In this talk, we study the quantitative convergence of trained shallow neural networks to their associated Gaussian processes in the infinite width limit. While previous work has established qualitative convergence under broad settings, precise, finite-width estimates remain limited, particularly during training. We provide explicit upper bounds on the quadratic Wasserstein distance between the network output and its Gaussian approximation at any positive training time, demonstrating polynomial decay with network width. Our results quantify how architectural parameters, such as width and input dimension, influence convergence, and how training dynamics affect the approximation error. This is joint work with Andrea Agazzi and Dario Trevisan.

Bio

Eloy Mosig is a PhD student at University of Pisa which is currently visiting Professor Andrea Agazzi's team at IMSV in Bern. His main research interests lie at the intersection of probability theory, machine learning and applied topology. He holds a Master's degree from University of Bologna.

Reconstructing Highly Folded Cortices - A Few-Shot Learning Approach to Investigate Universal Brain Folding
by Timo Blattner
Date: Friday, Jun. 27
Time: 14:45
Location: N10_302, Institute of Computer Science

Our guest speaker is Timo Blattner. He will present his Master Thesis.

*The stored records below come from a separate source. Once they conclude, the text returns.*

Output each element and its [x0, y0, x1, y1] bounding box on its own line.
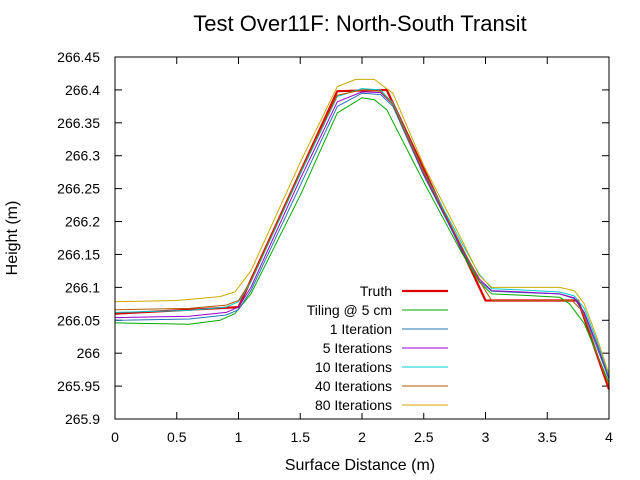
x-tick-label: 0: [111, 429, 119, 445]
legend-background: [290, 396, 455, 413]
y-tick-label: 266.35: [57, 115, 100, 131]
legend-label: Tiling @ 5 cm: [307, 302, 392, 318]
x-tick-label: 1.5: [291, 429, 311, 445]
series-line: [114, 78, 610, 375]
x-tick-label: 3: [482, 429, 490, 445]
legend-label: 5 Iterations: [323, 340, 392, 356]
legend-background: [290, 358, 455, 375]
y-tick-label: 266.45: [57, 49, 100, 65]
legend-label: 80 Iterations: [315, 397, 392, 413]
x-tick-label: 2: [358, 429, 366, 445]
legend-background: [290, 320, 455, 337]
legend-label: 10 Iterations: [315, 359, 392, 375]
x-tick-label: 2.5: [414, 429, 434, 445]
legend: Truth Tiling @ 5 cm 1 Iteration 5 Iteration…: [290, 282, 455, 413]
plot-series: [114, 78, 611, 390]
y-tick-label: 266.15: [57, 246, 100, 262]
x-tick-label: 4: [605, 429, 613, 445]
y-tick-label: 266.05: [57, 312, 100, 328]
plot-frame: [114, 56, 610, 420]
x-tick-label: 0.5: [167, 429, 187, 445]
y-tick-label: 265.95: [57, 378, 100, 394]
legend-background: [290, 377, 455, 394]
y-tick-label: 266.25: [57, 181, 100, 197]
legend-label: 40 Iterations: [315, 378, 392, 394]
x-axis-label: Surface Distance (m): [285, 457, 435, 474]
x-tick-label: 1: [235, 429, 243, 445]
y-tick-label: 266.2: [65, 214, 100, 230]
series-line: [114, 89, 610, 387]
axis-tick-labels: 0 0.5 1 1.5 2 2.5 3 3.5 4 265.9 265.95 266 266.05 266…: [57, 49, 613, 445]
x-tick-label: 3.5: [538, 429, 558, 445]
y-tick-label: 266.1: [65, 279, 100, 295]
legend-label: 1 Iteration: [330, 321, 392, 337]
legend-background: [290, 282, 455, 299]
series-line: [114, 92, 610, 380]
y-tick-label: 266.3: [65, 148, 100, 164]
chart-title: Test Over11F: North-South Transit: [193, 11, 526, 36]
legend-background: [290, 301, 455, 318]
y-tick-label: 266.4: [65, 82, 100, 98]
y-axis-label: Height (m): [4, 201, 21, 276]
y-tick-label: 266: [77, 345, 101, 361]
y-tick-label: 265.9: [65, 411, 100, 427]
legend-label: Truth: [360, 283, 392, 299]
legend-background: [290, 339, 455, 356]
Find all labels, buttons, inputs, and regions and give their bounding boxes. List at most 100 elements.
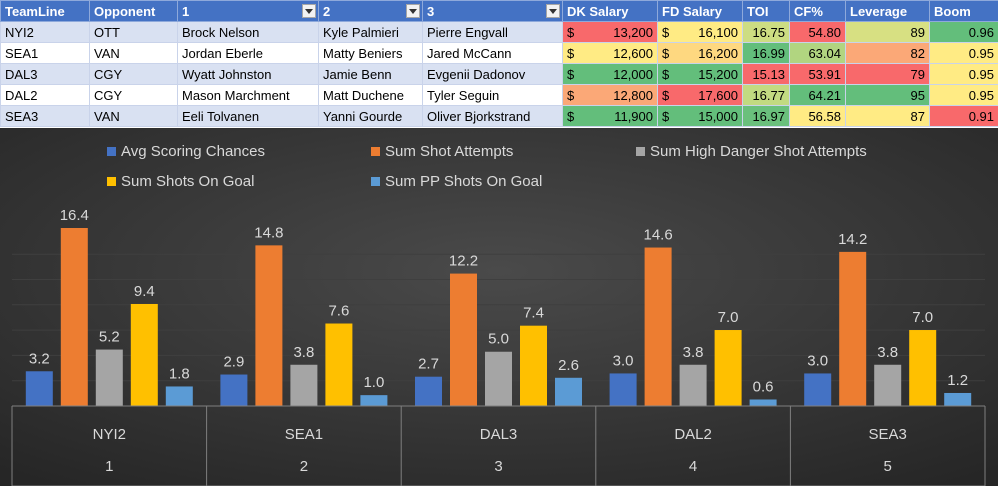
cell-leverage[interactable]: 87 — [845, 105, 930, 127]
currency-symbol: $ — [567, 45, 575, 61]
cell-fd[interactable]: $15,000 — [657, 105, 743, 127]
cell-p1[interactable]: Eeli Tolvanen — [177, 105, 319, 127]
cell-teamline[interactable]: NYI2 — [0, 21, 90, 43]
cell-p1[interactable]: Mason Marchment — [177, 84, 319, 106]
currency-symbol: $ — [567, 24, 575, 40]
cell-leverage[interactable]: 89 — [845, 21, 930, 43]
cell-cf[interactable]: 54.80 — [789, 21, 846, 43]
column-header-label: Leverage — [850, 3, 908, 19]
bar — [714, 330, 742, 406]
table-row: NYI2 OTT Brock Nelson Kyle Palmieri Pierre E… — [0, 21, 998, 43]
column-header[interactable]: Boom — [929, 0, 998, 22]
cell-fd[interactable]: $16,200 — [657, 42, 743, 64]
x-tick-label: DAL2 — [674, 426, 712, 443]
column-header[interactable]: TOI — [742, 0, 790, 22]
table-row: DAL2 CGY Mason Marchment Matt Duchene Tyler … — [0, 84, 998, 106]
column-header[interactable]: DK Salary — [562, 0, 658, 22]
cell-boom[interactable]: 0.95 — [929, 42, 998, 64]
data-label: 3.8 — [877, 344, 898, 361]
cell-dk[interactable]: $12,600 — [562, 42, 658, 64]
data-label: 1.8 — [169, 365, 190, 382]
column-header[interactable]: 2 — [318, 0, 423, 22]
cell-p3[interactable]: Tyler Seguin — [422, 84, 563, 106]
cell-leverage[interactable]: 82 — [845, 42, 930, 64]
cell-opponent[interactable]: CGY — [89, 63, 178, 85]
column-header[interactable]: Leverage — [845, 0, 930, 22]
cell-cf[interactable]: 64.21 — [789, 84, 846, 106]
cell-fd[interactable]: $17,600 — [657, 84, 743, 106]
cell-teamline[interactable]: DAL3 — [0, 63, 90, 85]
data-label: 12.2 — [449, 253, 478, 270]
column-header[interactable]: TeamLine — [0, 0, 90, 22]
cell-p3[interactable]: Evgenii Dadonov — [422, 63, 563, 85]
cell-p1[interactable]: Jordan Eberle — [177, 42, 319, 64]
filter-dropdown-icon[interactable] — [406, 4, 420, 18]
cell-opponent[interactable]: CGY — [89, 84, 178, 106]
data-label: 3.8 — [683, 344, 704, 361]
column-header[interactable]: Opponent — [89, 0, 178, 22]
salary-value: 17,600 — [698, 87, 738, 103]
cell-p2[interactable]: Yanni Gourde — [318, 105, 423, 127]
filter-dropdown-icon[interactable] — [546, 4, 560, 18]
filter-dropdown-icon[interactable] — [302, 4, 316, 18]
chart-background — [0, 128, 998, 486]
column-header[interactable]: CF% — [789, 0, 846, 22]
currency-symbol: $ — [567, 108, 575, 124]
column-header[interactable]: FD Salary — [657, 0, 743, 22]
cell-toi[interactable]: 15.13 — [742, 63, 790, 85]
cell-boom[interactable]: 0.95 — [929, 63, 998, 85]
cell-opponent[interactable]: OTT — [89, 21, 178, 43]
table-row: DAL3 CGY Wyatt Johnston Jamie Benn Evgenii D… — [0, 63, 998, 85]
cell-opponent[interactable]: VAN — [89, 42, 178, 64]
cell-teamline[interactable]: SEA1 — [0, 42, 90, 64]
data-label: 5.2 — [99, 329, 120, 346]
column-header-label: Boom — [934, 3, 971, 19]
bar — [220, 374, 248, 406]
cell-boom[interactable]: 0.96 — [929, 21, 998, 43]
cell-opponent[interactable]: VAN — [89, 105, 178, 127]
cell-teamline[interactable]: SEA3 — [0, 105, 90, 127]
cell-dk[interactable]: $12,000 — [562, 63, 658, 85]
cell-dk[interactable]: $13,200 — [562, 21, 658, 43]
cell-boom[interactable]: 0.95 — [929, 84, 998, 106]
cell-cf[interactable]: 56.58 — [789, 105, 846, 127]
cell-fd[interactable]: $16,100 — [657, 21, 743, 43]
cell-p2[interactable]: Kyle Palmieri — [318, 21, 423, 43]
cell-dk[interactable]: $12,800 — [562, 84, 658, 106]
cell-dk[interactable]: $11,900 — [562, 105, 658, 127]
bar — [679, 364, 707, 406]
cell-p3[interactable]: Oliver Bjorkstrand — [422, 105, 563, 127]
cell-p2[interactable]: Matt Duchene — [318, 84, 423, 106]
column-header-label: DK Salary — [567, 3, 629, 19]
cell-boom[interactable]: 0.91 — [929, 105, 998, 127]
cell-toi[interactable]: 16.75 — [742, 21, 790, 43]
cell-toi[interactable]: 16.97 — [742, 105, 790, 127]
cell-p1[interactable]: Brock Nelson — [177, 21, 319, 43]
x-subtick-label: 4 — [689, 458, 697, 475]
cell-p2[interactable]: Matty Beniers — [318, 42, 423, 64]
cell-cf[interactable]: 53.91 — [789, 63, 846, 85]
cell-p2[interactable]: Jamie Benn — [318, 63, 423, 85]
salary-value: 15,200 — [698, 66, 738, 82]
x-subtick-label: 2 — [300, 458, 308, 475]
cell-p3[interactable]: Jared McCann — [422, 42, 563, 64]
legend-swatch — [107, 147, 116, 156]
cell-leverage[interactable]: 79 — [845, 63, 930, 85]
data-label: 9.4 — [134, 283, 155, 300]
cell-teamline[interactable]: DAL2 — [0, 84, 90, 106]
bar — [874, 364, 902, 406]
column-header-label: TeamLine — [5, 3, 65, 19]
data-label: 3.2 — [29, 350, 50, 367]
bar — [520, 325, 547, 406]
column-header[interactable]: 1 — [177, 0, 319, 22]
cell-p1[interactable]: Wyatt Johnston — [177, 63, 319, 85]
cell-toi[interactable]: 16.99 — [742, 42, 790, 64]
cell-fd[interactable]: $15,200 — [657, 63, 743, 85]
cell-toi[interactable]: 16.77 — [742, 84, 790, 106]
column-header[interactable]: 3 — [422, 0, 563, 22]
cell-p3[interactable]: Pierre Engvall — [422, 21, 563, 43]
cell-cf[interactable]: 63.04 — [789, 42, 846, 64]
x-subtick-label: 1 — [105, 458, 113, 475]
bar — [644, 247, 672, 406]
cell-leverage[interactable]: 95 — [845, 84, 930, 106]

You are all cordially invited to the CVG Seminar on June 27th, 2025 at 2:45 pm CEST

Abstract

Recently, it has been shown that all mammal brains fold in a similar fashion, following the same mechanical model of folding. However, cetaceans remain outliers, having a systematically more folded brain than expected. A current hypothesis suggests that this is due to the increase in ambient pressure on the brain when these species dive, but this remains to be shown. Reconstructing these cortical surfaces is extremely difficult due to their high degree of folding and has never been done accurately before. We present a novel cortical surface reconstruction method, based on a few-shot learning of 2D expert manual tracings in each scan, to segment the full 3D image. From the segmentation, we reconstruct the white matter surface and displace it to the pial surface using a diffeomorphism. We successfully reconstruct the brains of 3 non-cetacean and 4 cetacean brains. We investigate the number of labeled slices needed for training a model to accurately reconstruct the cortical surface, and benchmark our method in humans. We show that these models can be used to label unseen scans of anatomically similar species, eliminating the need for manual labor. Our measurements support the validity of this pressure hypothesis.

Bio

Timo Blattner is a Master's student in Computer Science at the University of Bern. During his studies, he worked part-time as a research assistant in the Neuroradiology Department at the University Hospital of Bern, where he focused on deep learning-based segmentation and neuro-morphometric measurements aimed at improving clinical diagnostics. His research sparked international collaborations with partners in the UK and Brazil, allowing him to broaden his knowledge from clinical applications to the wider field of comparative neuroscience and the foundational scaling of brain morphology.